Allem voran, weil es um mein Kind ging. MEIN KIND, dem ich nicht helfen konnte. Ich kann keine Schmerzen nehmen. Sie nicht selbst operieren. Ich konnte da sein, was schon besser ist, als gar nichts tun zu können, aber ich musste sie eben auch in fremde Hände geben und auf das Beste hoffen. Mein Herz hämmerte ständig in einem wilden Takt. (Oder setzte kurz aus bei Aussagen) Jede Faser meines Körpers war angespannt. Dieses hilflose Danebenstehen kann ich nur schwer aushalten. Genauso wie es mich Kraft kostete für mein Kind zuversichtlich zu lächeln und beruhigend zu erklären. Sie so zu sehen, ließ mir das Blut gefrieren.
Überstanden
Ich bin erleichtert und dankbar. Dass es ein Krankenhaus mit Kapazitäten gab. Dass es Krankentransporte gibt. Dass die Menschen, die da in der Nacht mit uns unterwegs waren, so warmherzig waren. Dass die gar nicht so einfache Reposition gelang. Zu so früher Stunde. Dass die meisten Krankenhausmitarbeiter*innen, trotz der Situation (Corona, Personalmangel,…) emsig und freundlich waren. Auch wenn wir doch hier und da echt lange Warten mussten. Zumindest gefühlt. Außerdem ist es gut, dass der Papa und ich für unsere Kinder an einem Strang ziehen und er mitaufgenommen wurde.
Jetzt haben wir das Schlimmste überstanden. Sind Zuhause. Der neue äußere Verband ist rot und bei der ersten Nachkontrolle angelegt worden. Jetzt wird das Tochterkind umsorgt, lagert ihren Arm hoch und hoffentlich wird es gut heilen. UND SIE KANN WIEDER LÄCHELN!
Also wenn ihr Tipps für die Zeit mit Gips und dann die Schiene habt, teilt sie gerne mit mir.
Eure Anne
Gefühle einer MamaLeben mit KindernRettungsstelleSorgen ums Kind
Sari
Tipps für die Zeit mit Gips habe ich leider nicht, der kleine Sohn musste da damals irgendwie durch und hat es einfach gut gemacht. Am Anfang traute er sich noch nicht den Arm zu nutzen, aber mit der Zeit rannte und spielte er mit dem Gipsarm, als ob da nichts wäre.
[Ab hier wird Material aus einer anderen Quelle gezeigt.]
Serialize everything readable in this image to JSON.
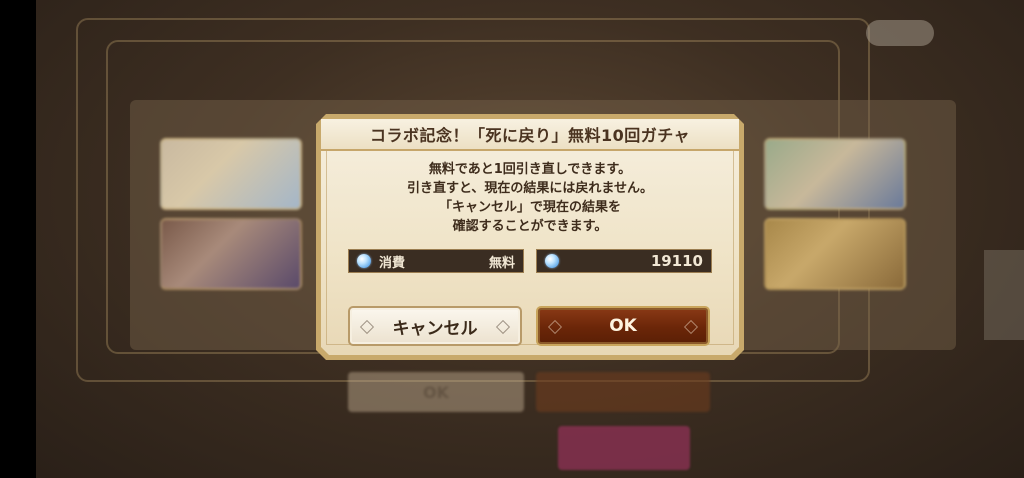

Kinder sind da deutlich anpassungsfähiger als wir, denke ich mir.
Gut zu hören, dass alles gut gegangen ist. Ich kann mich auch noch an den Schreck damals und die vielen ungewissen Stunden erinnern…
Fühl Dich gedrückt.
Anne
Danke dir, liebe Sari. Mittlerweile kommt das Tochterkind auch nach anfänglicher Vorsicht besser mit dem Gips (das Teil ist auch echt schwer) und der Einschränkung klar. Bei der Kleidung müssen wir momentan kreativ werden. Die Sachen sind zu schmal, sodass der Gips weder in den Ärmel noch einfach so mit unter das Shirt passt. Zerschneiden möchte ich jedoch auch nicht zu viel. Oberteile von mir dürfen keinen Ausschnitt haben… Mmh. Ich bin froh, dass die Zeit, also das Ende, absehbar ist.